Concomitant venous disease is highly prevalent in patients with advanced peripheral arterial disease and is closely associated with markers of severe arterial involvement at both patient and limb levels. These findings support the concept that venous dysfunction represents an integral component of advanced limb-threatening ischemia rather than an isolated comorbidity. A clinically oriented assessment that includes functional venous manifestations may improve understanding of limb pathophysiology in advanced PAD and supports further investigation of integrated arterio-venous approaches in carefully selected patients, rather than a change in standard management strategies.

Author Contributions

Conceptualization L.A.B., A.-M.C. and Ș.P., writing—original draft L.A.B. and T.S.Ț.C., resources M.B., S.M.S., T.S.Ț.C. and V.Ș., supervision S.M.S. and R.A.M., investigation D.M., R.A.M., M.B. and V.Ș., writing—review L.A.B. and T.S.Ț.C., validation M.B., S.M.S. and Ș.P., software A.-M.C., R.A.M., and D.M., visualization A.-M.C., D.M. and R.A.M., data curation D.M., T.S.Ț.C. and Ș.P., project administration L.A.B. and V.Ș., formal analysis S.M.S. and Ș.P., methodology A.-M.C., D.M., M.B., and V.Ș. All authors have read and agreed to the published version of the manuscript.

Funding

The article processing charges were funded by the University of Medicine and Pharmacy of Craiova, Romania.

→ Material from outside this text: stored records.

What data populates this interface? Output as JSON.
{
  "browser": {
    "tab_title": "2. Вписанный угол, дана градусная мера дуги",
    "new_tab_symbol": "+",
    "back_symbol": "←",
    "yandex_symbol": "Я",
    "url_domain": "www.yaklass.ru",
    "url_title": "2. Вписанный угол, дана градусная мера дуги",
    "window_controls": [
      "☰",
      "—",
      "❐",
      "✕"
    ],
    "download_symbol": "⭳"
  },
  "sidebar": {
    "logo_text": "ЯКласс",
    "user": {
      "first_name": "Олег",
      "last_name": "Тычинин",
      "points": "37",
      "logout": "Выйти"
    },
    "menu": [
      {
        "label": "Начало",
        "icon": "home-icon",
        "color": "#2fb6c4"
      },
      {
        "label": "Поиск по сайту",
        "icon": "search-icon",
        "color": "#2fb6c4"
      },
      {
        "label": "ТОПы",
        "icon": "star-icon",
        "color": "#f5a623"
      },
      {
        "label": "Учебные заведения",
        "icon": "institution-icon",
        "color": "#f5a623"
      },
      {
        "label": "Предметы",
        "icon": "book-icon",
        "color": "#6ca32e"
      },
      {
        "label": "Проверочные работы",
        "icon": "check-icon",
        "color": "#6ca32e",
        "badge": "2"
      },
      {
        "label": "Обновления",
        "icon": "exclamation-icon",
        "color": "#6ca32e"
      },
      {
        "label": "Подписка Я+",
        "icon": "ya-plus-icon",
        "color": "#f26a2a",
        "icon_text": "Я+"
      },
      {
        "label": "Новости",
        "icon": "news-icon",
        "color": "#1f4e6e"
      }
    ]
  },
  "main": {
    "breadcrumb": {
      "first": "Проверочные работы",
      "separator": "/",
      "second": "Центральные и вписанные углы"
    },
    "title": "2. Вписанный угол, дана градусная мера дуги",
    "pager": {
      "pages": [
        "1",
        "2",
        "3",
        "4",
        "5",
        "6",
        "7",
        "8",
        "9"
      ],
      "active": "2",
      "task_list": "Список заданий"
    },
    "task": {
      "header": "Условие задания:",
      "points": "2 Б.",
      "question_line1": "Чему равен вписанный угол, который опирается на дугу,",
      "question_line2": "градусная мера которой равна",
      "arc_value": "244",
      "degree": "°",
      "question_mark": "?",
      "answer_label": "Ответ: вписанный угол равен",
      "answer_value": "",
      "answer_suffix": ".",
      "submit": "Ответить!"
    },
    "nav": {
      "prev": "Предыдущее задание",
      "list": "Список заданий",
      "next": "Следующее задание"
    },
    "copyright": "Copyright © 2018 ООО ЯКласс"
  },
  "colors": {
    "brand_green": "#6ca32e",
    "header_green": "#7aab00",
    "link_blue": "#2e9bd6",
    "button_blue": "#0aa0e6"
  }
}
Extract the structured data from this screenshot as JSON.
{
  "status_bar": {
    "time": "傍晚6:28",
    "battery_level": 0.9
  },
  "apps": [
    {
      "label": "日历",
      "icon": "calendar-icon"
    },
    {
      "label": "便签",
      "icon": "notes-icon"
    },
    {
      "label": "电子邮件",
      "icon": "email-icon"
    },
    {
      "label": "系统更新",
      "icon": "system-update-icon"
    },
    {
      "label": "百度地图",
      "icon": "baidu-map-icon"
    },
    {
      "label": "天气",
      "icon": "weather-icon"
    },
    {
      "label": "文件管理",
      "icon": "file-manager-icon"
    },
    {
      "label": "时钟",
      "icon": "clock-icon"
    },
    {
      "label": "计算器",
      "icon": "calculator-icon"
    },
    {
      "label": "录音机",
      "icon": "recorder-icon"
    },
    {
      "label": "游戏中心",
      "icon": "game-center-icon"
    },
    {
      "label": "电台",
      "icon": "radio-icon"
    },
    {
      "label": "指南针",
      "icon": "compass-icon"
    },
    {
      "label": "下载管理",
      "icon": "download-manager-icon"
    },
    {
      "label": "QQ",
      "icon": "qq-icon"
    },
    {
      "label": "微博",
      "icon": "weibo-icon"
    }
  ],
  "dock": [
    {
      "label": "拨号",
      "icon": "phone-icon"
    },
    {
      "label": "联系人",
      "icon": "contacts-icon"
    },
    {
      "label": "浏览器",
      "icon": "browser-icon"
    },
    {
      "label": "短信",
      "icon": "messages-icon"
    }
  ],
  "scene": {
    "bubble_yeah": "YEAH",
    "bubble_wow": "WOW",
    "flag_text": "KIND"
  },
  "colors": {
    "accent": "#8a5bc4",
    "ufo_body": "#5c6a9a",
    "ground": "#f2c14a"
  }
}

Institutional Review Board Statement

The study was conducted in accordance with the Declaration of Helsinki and approved by the Ethical Committee of the Clinical Emergency County Hospital Craiova (no. 55514/18 November 2025).

Data Availability Statement

The data presented in this study are available on request from the corresponding author. The data are not publicly available due to patient confidentiality.

Conflicts of Interest

The authors declare that there are no conflicts of interest.